Environmental, social and governance (ESG) criteria and particularly sustainability are now key to many business spending decisions. Here we look at some of the current key trends.
1. Putting sustainability at the heart of the business. This is now much more than just an attractive concept. The need to tackle global warming, meet net-zero targets, appeal to environmentally aware customers, and compete successfully means that sustainability is now a highly valued feature of products and services has made sustainability an important trend. Businesses and organisations that can be proactive and successfully manage sustainability transformation have a brighter future. As part of a company’s broader ESG efforts, measuring, assessing, and monitoring a company’s sustainability impacts can help it to pinpoint priority areas to change to improve sustainability.
2. Greenhouse Gas Protocol (GHG) frameworks. These are the global standardised frameworks for measuring and managing greenhouse gas (GHG) emissions from both private and public sector companies, organistions, operations and value chains. By understanding what Scope 1, 2, and 3 emissions are, companies are finding that they are better able to make the realistic goals and targets required to address them. For example, Scope 1 emissions are direct emissions e.g., from the factory or vehicles, and Scope 2 emissions are indirect greenhouse gas emissions into the atmosphere e.g., from HVAC systems. Scope 3 emissions make up the majority and include those generated from upstream sources (raw materials production) and downstream sources (distribution and recycling).
3. Extending product life cycles through the circular economy. In technology, for example, this could include the recycling of precious metals in phone handsets and other e-waste and increasing ‘fix your own device\’ possibilities, information, and help.
4. Addressing climate adaptation as part of a risk mitigation strategy. Climate change adaption refers to making alterations that can accommodate the current and future effects of climate change, thereby attempting to avoid disruption to operations, supply chains, and customers.
5. Creating a more sustainable supply chain by making greater efforts to connect data gaps and help achieve sustainability goals across the whole supply chain.

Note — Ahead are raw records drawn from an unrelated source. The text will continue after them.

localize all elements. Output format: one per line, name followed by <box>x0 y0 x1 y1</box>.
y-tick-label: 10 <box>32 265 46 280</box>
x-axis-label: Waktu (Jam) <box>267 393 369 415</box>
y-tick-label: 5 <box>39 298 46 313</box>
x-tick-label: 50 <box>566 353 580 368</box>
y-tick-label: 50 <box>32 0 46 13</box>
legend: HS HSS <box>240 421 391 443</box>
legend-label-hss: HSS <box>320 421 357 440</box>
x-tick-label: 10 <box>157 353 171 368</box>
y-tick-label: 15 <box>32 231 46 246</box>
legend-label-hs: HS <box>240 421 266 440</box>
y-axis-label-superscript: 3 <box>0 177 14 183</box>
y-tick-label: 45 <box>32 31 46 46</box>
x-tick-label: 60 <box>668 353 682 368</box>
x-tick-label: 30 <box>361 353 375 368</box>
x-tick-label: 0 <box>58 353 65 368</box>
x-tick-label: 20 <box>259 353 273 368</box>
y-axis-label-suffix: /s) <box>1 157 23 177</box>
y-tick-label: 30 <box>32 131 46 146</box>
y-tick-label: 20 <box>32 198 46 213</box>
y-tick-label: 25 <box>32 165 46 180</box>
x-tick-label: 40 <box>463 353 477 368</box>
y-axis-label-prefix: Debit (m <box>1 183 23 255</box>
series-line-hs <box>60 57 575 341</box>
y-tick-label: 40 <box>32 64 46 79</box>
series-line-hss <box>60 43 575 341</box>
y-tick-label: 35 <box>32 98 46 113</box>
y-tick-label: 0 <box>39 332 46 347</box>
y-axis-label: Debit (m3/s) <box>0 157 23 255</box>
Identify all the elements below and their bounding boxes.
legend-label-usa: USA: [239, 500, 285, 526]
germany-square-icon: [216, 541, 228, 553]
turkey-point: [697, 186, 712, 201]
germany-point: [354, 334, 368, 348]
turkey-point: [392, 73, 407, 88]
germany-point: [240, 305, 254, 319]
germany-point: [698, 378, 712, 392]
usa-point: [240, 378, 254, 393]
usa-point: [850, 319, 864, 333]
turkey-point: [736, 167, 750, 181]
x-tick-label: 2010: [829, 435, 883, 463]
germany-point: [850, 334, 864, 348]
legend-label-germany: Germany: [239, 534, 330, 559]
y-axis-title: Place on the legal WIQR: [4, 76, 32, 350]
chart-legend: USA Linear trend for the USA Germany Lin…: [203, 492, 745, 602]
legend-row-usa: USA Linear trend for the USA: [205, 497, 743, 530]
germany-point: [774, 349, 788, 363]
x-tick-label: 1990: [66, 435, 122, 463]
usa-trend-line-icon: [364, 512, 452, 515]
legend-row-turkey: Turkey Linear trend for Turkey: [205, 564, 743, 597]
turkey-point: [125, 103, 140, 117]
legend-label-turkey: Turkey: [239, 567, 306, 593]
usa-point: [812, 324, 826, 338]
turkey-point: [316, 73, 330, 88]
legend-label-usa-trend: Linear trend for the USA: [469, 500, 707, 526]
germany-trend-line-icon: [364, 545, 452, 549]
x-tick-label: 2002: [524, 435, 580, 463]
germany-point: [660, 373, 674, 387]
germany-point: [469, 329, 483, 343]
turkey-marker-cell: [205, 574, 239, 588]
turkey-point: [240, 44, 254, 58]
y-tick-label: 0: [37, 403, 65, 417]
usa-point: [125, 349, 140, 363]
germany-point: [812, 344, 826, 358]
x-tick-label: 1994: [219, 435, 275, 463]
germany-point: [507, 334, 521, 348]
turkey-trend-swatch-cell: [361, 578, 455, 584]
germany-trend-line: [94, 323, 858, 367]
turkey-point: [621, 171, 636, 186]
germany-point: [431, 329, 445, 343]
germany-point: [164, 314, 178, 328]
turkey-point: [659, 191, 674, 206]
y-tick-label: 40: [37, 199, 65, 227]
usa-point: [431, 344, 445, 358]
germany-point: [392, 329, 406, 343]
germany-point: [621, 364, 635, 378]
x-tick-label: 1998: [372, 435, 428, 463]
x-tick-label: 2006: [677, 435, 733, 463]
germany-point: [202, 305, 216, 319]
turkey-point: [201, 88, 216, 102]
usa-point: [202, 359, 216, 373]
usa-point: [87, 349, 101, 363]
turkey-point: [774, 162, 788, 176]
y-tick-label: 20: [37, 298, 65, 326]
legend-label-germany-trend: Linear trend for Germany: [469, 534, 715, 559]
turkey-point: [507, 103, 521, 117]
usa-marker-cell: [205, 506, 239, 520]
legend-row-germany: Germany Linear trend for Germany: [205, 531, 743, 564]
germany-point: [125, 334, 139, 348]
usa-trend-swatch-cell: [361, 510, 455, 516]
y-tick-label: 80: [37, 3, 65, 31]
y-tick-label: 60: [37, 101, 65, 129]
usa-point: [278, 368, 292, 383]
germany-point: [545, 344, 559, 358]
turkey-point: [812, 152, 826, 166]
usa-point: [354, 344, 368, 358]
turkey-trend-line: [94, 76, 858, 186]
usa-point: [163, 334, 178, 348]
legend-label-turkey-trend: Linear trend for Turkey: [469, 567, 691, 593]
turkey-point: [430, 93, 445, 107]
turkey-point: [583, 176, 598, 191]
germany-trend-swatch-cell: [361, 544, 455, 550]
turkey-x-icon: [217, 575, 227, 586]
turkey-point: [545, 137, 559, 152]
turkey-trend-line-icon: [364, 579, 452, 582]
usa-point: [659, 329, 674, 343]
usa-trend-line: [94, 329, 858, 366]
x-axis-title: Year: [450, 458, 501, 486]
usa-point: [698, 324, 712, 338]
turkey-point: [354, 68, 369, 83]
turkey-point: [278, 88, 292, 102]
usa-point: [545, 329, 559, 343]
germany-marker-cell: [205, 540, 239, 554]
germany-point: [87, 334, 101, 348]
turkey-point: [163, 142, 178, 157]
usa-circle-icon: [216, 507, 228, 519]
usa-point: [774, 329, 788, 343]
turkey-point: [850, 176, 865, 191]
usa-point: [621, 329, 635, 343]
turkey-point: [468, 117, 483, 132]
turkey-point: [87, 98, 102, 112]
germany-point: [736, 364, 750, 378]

6. Being more honest in disclosing carbon footprint information. For example, because of this need, some large banks are now exploring ways to move investment from more carbon-intensive industries to industries that are actively reducing emissions.

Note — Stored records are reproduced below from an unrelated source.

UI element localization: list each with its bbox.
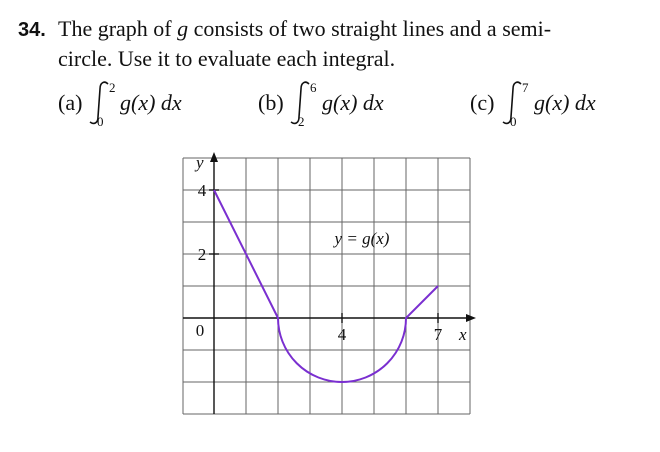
y-axis-label: y — [194, 153, 204, 172]
problem-line: circle. Use it to evaluate each integral… — [58, 46, 395, 71]
problem-line: The graph of g consists of two straight … — [58, 16, 551, 41]
grid — [182, 157, 471, 415]
lower-limit: 0 — [510, 114, 517, 129]
part-label: (b) — [258, 90, 284, 115]
x-arrow — [466, 314, 476, 322]
graph-curve — [213, 189, 439, 383]
lower-limit: 2 — [298, 114, 305, 129]
tick-marks — [209, 189, 439, 323]
y-arrow — [210, 152, 218, 162]
x-tick-label: 7 — [434, 325, 443, 344]
problem-text: consists of two straight lines and a sem… — [188, 16, 551, 41]
part-label: (c) — [470, 90, 494, 115]
origin-label: 0 — [196, 321, 205, 340]
lower-limit: 0 — [97, 114, 104, 129]
problem-text: The graph of — [58, 16, 177, 41]
integral-signs — [89, 81, 522, 125]
part-label: (a) — [58, 90, 82, 115]
y-tick-label: 2 — [198, 245, 207, 264]
integrand: g(x) dx — [120, 90, 182, 115]
problem-number: 34. — [18, 19, 46, 41]
integrand: g(x) dx — [534, 90, 596, 115]
x-tick-label: 4 — [338, 325, 347, 344]
x-axis-label: x — [458, 325, 467, 344]
upper-limit: 6 — [310, 80, 317, 95]
upper-limit: 7 — [522, 80, 529, 95]
upper-limit: 2 — [109, 80, 116, 95]
problem-text: g — [177, 16, 188, 41]
curve-label: y = g(x) — [333, 229, 390, 248]
integrand: g(x) dx — [322, 90, 384, 115]
y-tick-label: 4 — [198, 181, 207, 200]
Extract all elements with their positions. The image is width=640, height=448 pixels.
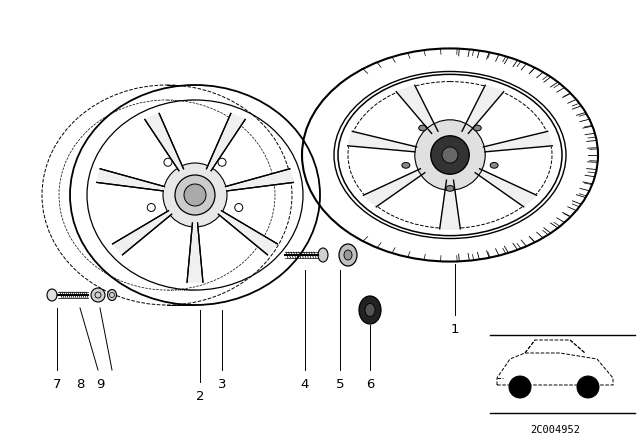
Polygon shape	[440, 180, 460, 229]
Polygon shape	[475, 169, 536, 207]
Circle shape	[147, 203, 156, 211]
Ellipse shape	[402, 163, 410, 168]
Ellipse shape	[365, 303, 375, 316]
Text: 6: 6	[366, 378, 374, 391]
Ellipse shape	[473, 125, 481, 131]
Ellipse shape	[359, 296, 381, 324]
Ellipse shape	[419, 125, 427, 131]
Polygon shape	[145, 113, 184, 171]
Ellipse shape	[47, 289, 57, 301]
Polygon shape	[348, 131, 417, 152]
Circle shape	[175, 175, 215, 215]
Circle shape	[218, 158, 226, 166]
Text: 8: 8	[76, 378, 84, 391]
Text: 2: 2	[196, 390, 204, 403]
Polygon shape	[225, 169, 293, 191]
Ellipse shape	[446, 185, 454, 191]
Ellipse shape	[318, 248, 328, 262]
Text: 9: 9	[96, 378, 104, 391]
Text: 1: 1	[451, 323, 460, 336]
Circle shape	[163, 163, 227, 227]
Circle shape	[577, 376, 599, 398]
Ellipse shape	[490, 163, 498, 168]
Circle shape	[509, 376, 531, 398]
Circle shape	[191, 232, 199, 240]
Ellipse shape	[339, 244, 357, 266]
Text: 5: 5	[336, 378, 344, 391]
Ellipse shape	[108, 289, 116, 301]
Circle shape	[164, 158, 172, 166]
Text: 7: 7	[52, 378, 61, 391]
Polygon shape	[207, 113, 245, 171]
Polygon shape	[187, 223, 203, 282]
Polygon shape	[396, 85, 438, 134]
Text: 4: 4	[301, 378, 309, 391]
Circle shape	[415, 120, 485, 190]
Polygon shape	[218, 211, 277, 255]
Polygon shape	[364, 169, 425, 207]
Text: 3: 3	[218, 378, 227, 391]
Ellipse shape	[344, 250, 352, 260]
Polygon shape	[113, 211, 172, 255]
Circle shape	[184, 184, 206, 206]
Polygon shape	[97, 169, 164, 191]
Polygon shape	[483, 131, 552, 152]
Polygon shape	[462, 85, 504, 134]
Text: 2C004952: 2C004952	[530, 425, 580, 435]
Circle shape	[431, 136, 469, 174]
Circle shape	[442, 147, 458, 163]
Circle shape	[235, 203, 243, 211]
Circle shape	[91, 288, 105, 302]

7. Creating ‘Green IT’ services and structures. Tech heavy industries are now looking at ways to reduce carbon emissions across their IT functions and supply chains. Also, big technology companies e.g., Microsoft and Google are currently working on minimising the carbon footprint of their data centres.
8. Impact sourcing. Many companies and organisations are trying to prioritise a focus on employing marginalised and disadvantaged populations, reducing workplace bias, and increasing diversity.

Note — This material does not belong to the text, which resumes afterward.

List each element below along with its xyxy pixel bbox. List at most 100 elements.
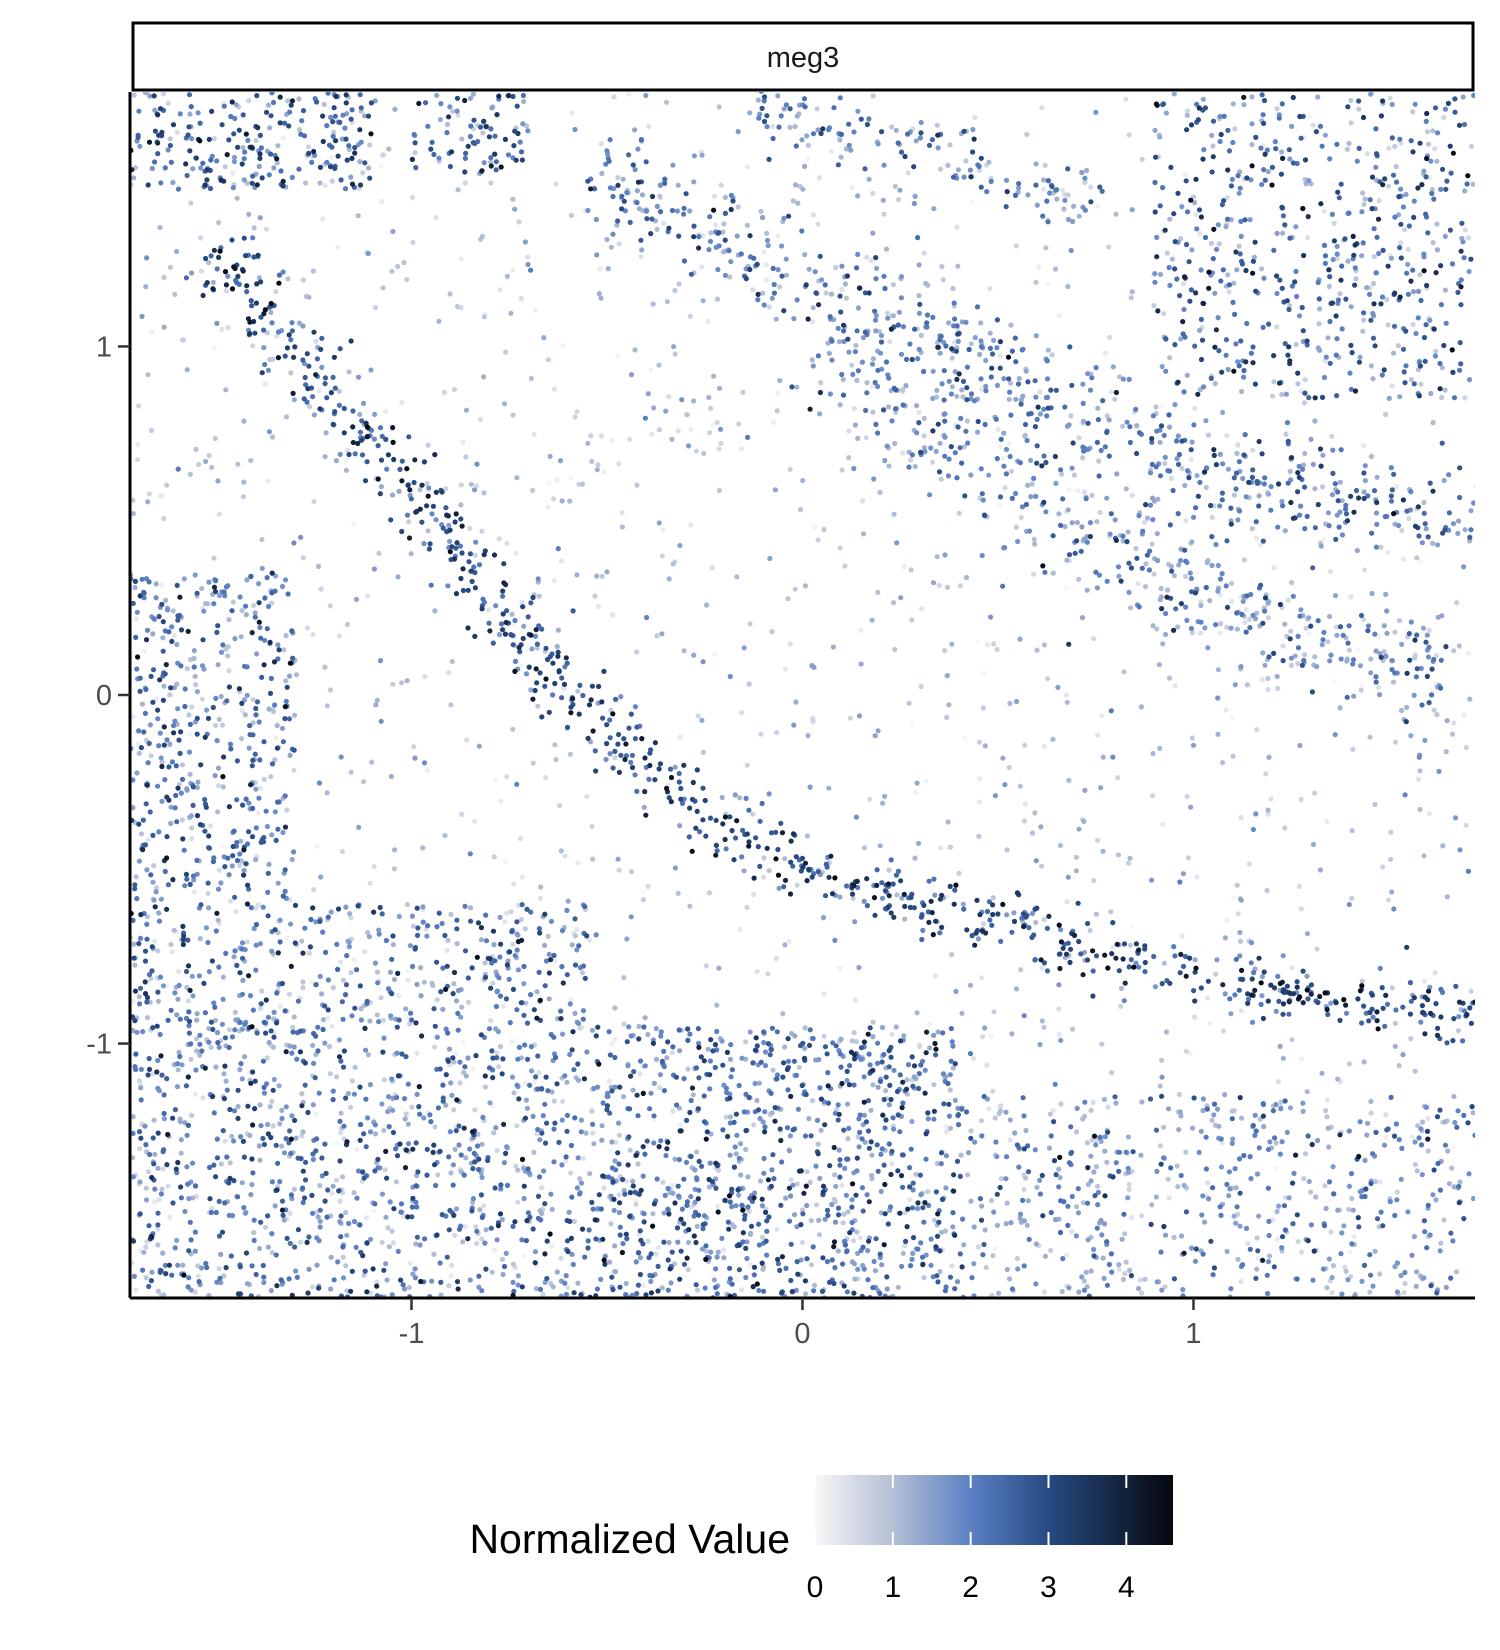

9. Turning to more responsible and transparent AI and using a more holistic approach to minimise the chance for algorithms (which are now widely used) to cause harm.
10. Improving ESG analytics and reporting to help stay ahead of developments and keep stakeholders informed.
What Does This Mean For Your Organisation?
These trends indicate the value that is now placed upon sustainability and the investment and efforts that businesses and organisations are putting into the many strands needed to achieve goals and hit targets. Businesses and organisations are now not just focused on their own operations, but on the genuine sustainability credentials of all those along the supply chain and across their value chains.